High-quality early education ‘unaffordable,’ ‘unavailable’

The Potts Family Foundation’s conference on the business sector and early education investments is a part of the 25 by 25 campaign, which seeks to put Oklahoma in the top 25 states in the nation for child development by 2025. As a prelude to the conference, the AEI offers some hard economic facts. First,

Pay in the childcare field is lower than in 97% of all U.S. occupations. … The average wage for full-time, professional childcare workers in the United States was $10.72 per hour in 2015—a little less than wages for parking lot attendants.

And government doesn’t have a better record: “less than 2% of state care and education expenditures are spent on early childhood.”

Across the nation, two early education realities are clear: “High-quality care is unaffordable,” and “High-quality care is unavailable.” (The emphasis is in the AEI report.)
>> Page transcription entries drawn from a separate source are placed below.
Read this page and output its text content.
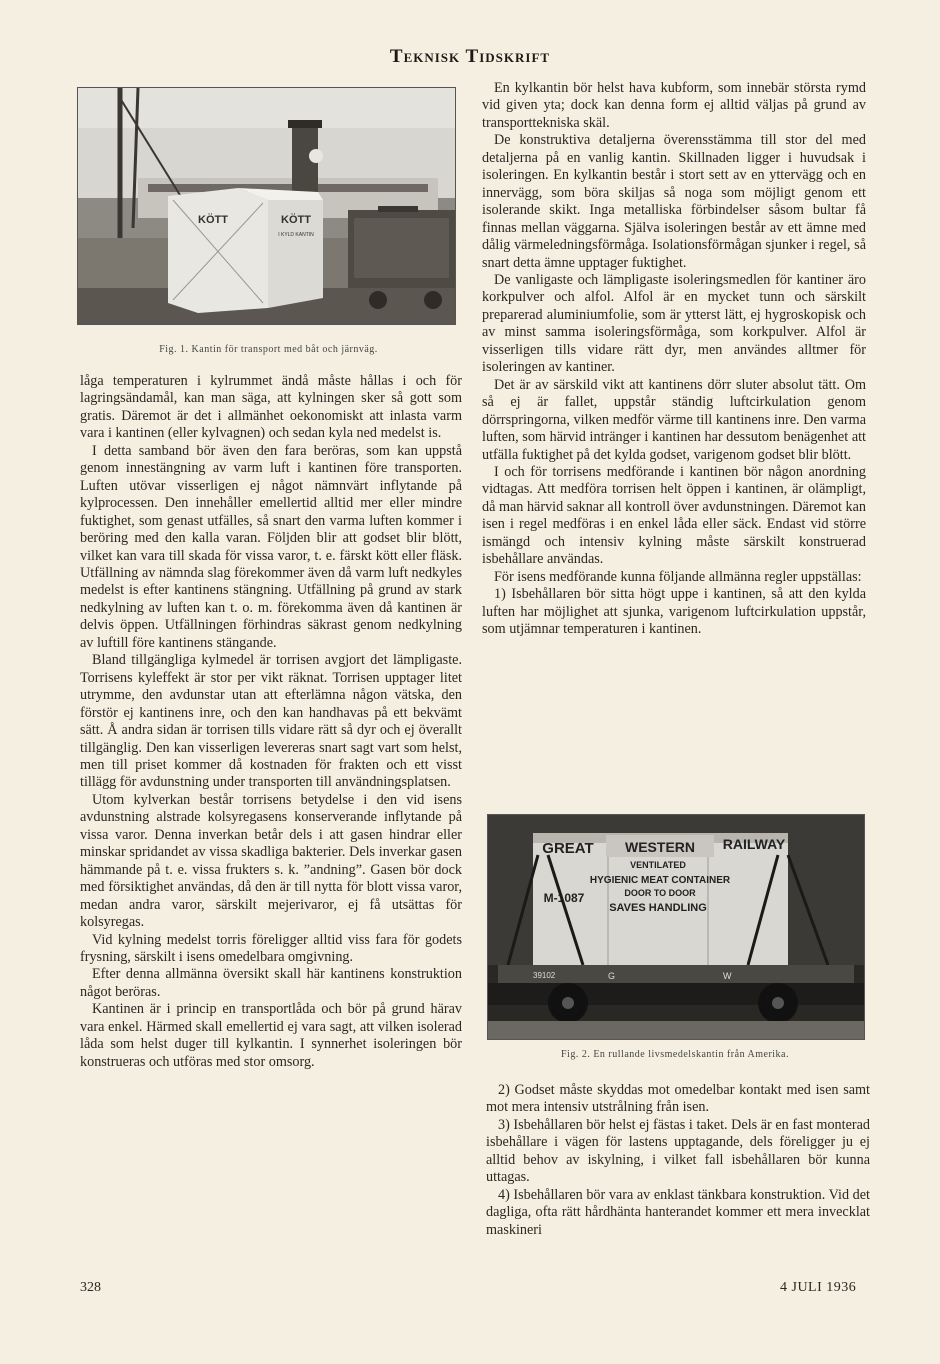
Teknisk Tidskrift
KÖTT	KÖTT
I KYLD KANTIN
Fig. 1. Kantin för transport med båt och järnväg.

låga temperaturen i kylrummet ändå måste hållas i och för lagringsändamål, kan man säga, att kylningen sker så gott som gratis. Däremot är det i allmänhet oekonomiskt att inlasta varm vara i kantinen (eller kylvagnen) och sedan kyla ned medelst is.

I detta samband bör även den fara beröras, som kan uppstå genom innestängning av varm luft i kantinen före transporten. Luften utövar visserligen ej något nämnvärt inflytande på kylprocessen. Den innehåller emellertid alltid mer eller mindre fuktighet, som genast utfälles, så snart den varma luften kommer i beröring med den kalla varan. Följden blir att godset blir blött, vilket kan vara till skada för vissa varor, t. e. färskt kött eller fläsk. Utfällning av nämnda slag förekommer även då varm luft nedkyles medelst is efter kantinens stängning. Utfällning på grund av stark nedkylning av luften kan t. o. m. förekomma även då kantinen är delvis öppen. Utfällningen förhindras säkrast genom nedkylning av luftill före kantinens stängande.

Bland tillgängliga kylmedel är torrisen avgjort det lämpligaste. Torrisens kyleffekt är stor per vikt räknat. Torrisen upptager litet utrymme, den avdunstar utan att efterlämna någon vätska, den förstör ej kantinens inre, och den kan handhavas på ett bekvämt sätt. Å andra sidan är torrisen tills vidare rätt så dyr och ej överallt tillgänglig. Den kan visserligen levereras snart sagt vart som helst, men till priset kommer då kostnaden för frakten och ett visst tillägg för avdunstning under transporten till användningsplatsen.

Utom kylverkan består torrisens betydelse i den vid isens avdunstning alstrade kolsyregasens konserverande inflytande på vissa varor. Denna inverkan betår dels i att gasen hindrar eller minskar spridandet av vissa skadliga bakterier. Dels inverkar gasen hämmande på t. e. vissa frukters s. k. ”andning”. Gasen bör dock med försiktighet användas, då den är till nytta för blott vissa varor, medan andra varor, särskilt mejerivaror, ej få utsättas för kolsyregas.

Vid kylning medelst torris föreligger alltid viss fara för godets frysning, särskilt i isens omedelbara omgivning.

Efter denna allmänna översikt skall här kantinens konstruktion något beröras.

Kantinen är i princip en transportlåda och bör på grund härav vara enkel. Härmed skall emellertid ej vara sagt, att vilken isolerad låda som helst duger till kylkantin. I synnerhet isoleringen bör konstrueras och utföras med stor omsorg.

En kylkantin bör helst hava kubform, som innebär största rymd vid given yta; dock kan denna form ej alltid väljas på grund av transporttekniska skäl.

De konstruktiva detaljerna överensstämma till stor del med detaljerna på en vanlig kantin. Skillnaden ligger i huvudsak i isoleringen. En kylkantin består i stort sett av en yttervägg och en innervägg, som böra skiljas så noga som möjligt genom ett isolerande skikt. Inga metalliska förbindelser såsom bultar få finnas mellan väggarna. Själva isoleringen består av ett ämne med dålig värmeledningsförmåga. Isolationsförmågan sjunker i regel, så snart detta ämne upptager fuktighet.

De vanligaste och lämpligaste isoleringsmedlen för kantiner äro korkpulver och alfol. Alfol är en mycket tunn och särskilt preparerad aluminiumfolie, som är ytterst lätt, ej hygroskopisk och av minst samma isoleringsförmåga, som korkpulver. Alfol är visserligen tills vidare rätt dyr, men användes alltmer för isoleringen av kantiner.

Det är av särskild vikt att kantinens dörr sluter absolut tätt. Om så ej är fallet, uppstår ständig luftcirkulation genom dörrspringorna, vilken medför värme till kantinens inre. Den varma luften, som härvid intränger i kantinen har dessutom benägenhet att utfälla fuktighet på det kylda godset, varigenom godset blir blött.

I och för torrisens medförande i kantinen bör någon anordning vidtagas. Att medföra torrisen helt öppen i kantinen, är olämpligt, då man härvid saknar all kontroll över avdunstningen. Däremot kan isen i regel medföras i en enkel låda eller säck. Endast vid större ismängd och intensiv kylning måste särskilt konstruerad isbehållare användas.

För isens medförande kunna följande allmänna regler uppställas:

1) Isbehållaren bör sitta högt uppe i kantinen, så att den kylda luften har möjlighet att sjunka, varigenom luftcirkulation uppstår, som utjämnar temperaturen i kantinen.

GREAT WESTERN RAILWAY
VENTILATED
HYGIENIC MEAT CONTAINER
DOOR TO DOOR
M-1087
SAVES HANDLING
39102	G	W
Fig. 2. En rullande livsmedelskantin från Amerika.

2) Godset måste skyddas mot omedelbar kontakt med isen samt mot mera intensiv utstrålning från isen.

3) Isbehållaren bör helst ej fästas i taket. Dels är en fast monterad isbehållare i vägen för lastens upptagande, dels föreligger ju ej alltid behov av iskylning, i vilket fall isbehållaren bör kunna uttagas.

4) Isbehållaren bör vara av enklast tänkbara konstruktion. Vid det dagliga, ofta rätt hårdhänta hanterandet kommer ett mera invecklat maskineri

328	4 JULI 1936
A local fact is equally obvious: A first step toward our city’s successful competition in the global economy must include the insights – and the calls for teamwork – that will be discussed at the Oklahoma Early Childhood Coalition Business Summit. To compete in the 21st century, Oklahoma City must be inclusive and create collaborative partnerships in early education, public schools, local community colleges, CareerTech centers, higher education and the nonprofit community.

(Clarification: This post was updated at 11:15 a.m. Thursday, July 13, to provide a more accurate dollar figure for early-education benefits.)